Cord blood & cord tissue
Stem Cells Will Help Us Live To 200
We could live to an average of 200 years old, according to specialist stem cell experts.
Through the advanced technology of stem cell storage and renewal, our bodies can be repaired and restored no matter what health problems with might face, effectively reversing or stalling the ageing process.
Spokesperson for StemProtect.co.uk Mark Hall said: “In just the same way as we might replace a joint such as a hip with a specially made synthetic device, we can now replace cells in the body with new cells which are healthy and younger versions of the ones they’re replacing.
“That means we can replace diseased or ageing cells – and parts of the body – with entirely new ones which are completely natural and healthy.”
The potential for cosmetic and health related uses are countless, and could stall ill health and ageing to the point where we extend our lives by more than a century.
The work is already underway to determine just how stell cells can be deployed to keep us younger for longer .
At new trials in Miami, 15 elderly and frail patients were reported to have improved breathing and movement after just a single infusion of stem cells taken from younger and healthier donors.
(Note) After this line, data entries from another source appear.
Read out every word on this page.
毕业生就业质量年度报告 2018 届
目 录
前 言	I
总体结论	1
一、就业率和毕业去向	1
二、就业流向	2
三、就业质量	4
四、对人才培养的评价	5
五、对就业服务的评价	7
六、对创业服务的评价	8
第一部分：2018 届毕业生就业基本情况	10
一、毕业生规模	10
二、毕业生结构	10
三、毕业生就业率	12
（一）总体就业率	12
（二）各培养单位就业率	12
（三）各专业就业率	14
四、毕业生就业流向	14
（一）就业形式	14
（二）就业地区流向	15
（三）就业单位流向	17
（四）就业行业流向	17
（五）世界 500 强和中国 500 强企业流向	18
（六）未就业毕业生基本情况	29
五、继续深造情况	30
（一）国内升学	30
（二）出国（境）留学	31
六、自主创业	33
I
Further studies with a group of 30 people replicated this result, with the average age of the patients being 78 years old.
The studies are aimed to show that stem cell infusions are safe and beneficial as we age, and could pave the way for a future i which regular treatments from an even earlier age are the norm, prolonging our lives in a healthy and comfortable way.
Stem cell researcher Daisy Robinton, from Harvard University, has presented incredibly popular and mainstream TED talks about her work in stem cell research, including ‘Can We Engineer the End of Ageing?’. In it, she discusses genome editing in human stem cells to eliminate diseases, and the huge benefits this can have to an ageing population.
So what do people think of the idea of living to 200? It seems the public are warming to the idea of what stem cell banking can do for our lifespan.
Kerry, 25, from Sussex, said: “I never liked the idea of living for a long time if I’m going to spend years and years being old and knackered, but if I can be healthy and replace all my old cells with new ones then that changes things a lot. I’d be much more up for living to 200 under those circumstances.”
And James, 67, from London, agrees, saying: “I’ve had health problems in the past few years, all just down to age and bad habits over the years, so I can appreciate the difference that being totally health at my age would make. It’s mad to think people could live to more than three times my age but if they can do it in a way that they can avoid the health problems I’m having then good luck to them, who wouldn’t want that?”
It seems that our fear of getting older isn’t so much the number of candles on our birthday cake, but more the daunting nature of age-related health problems, infirmity and physical decline. If we’re able to take those things out of the picture through widespread use of stem cells, we may start saying that life begins at 140 and looking forward to coming of age at 100.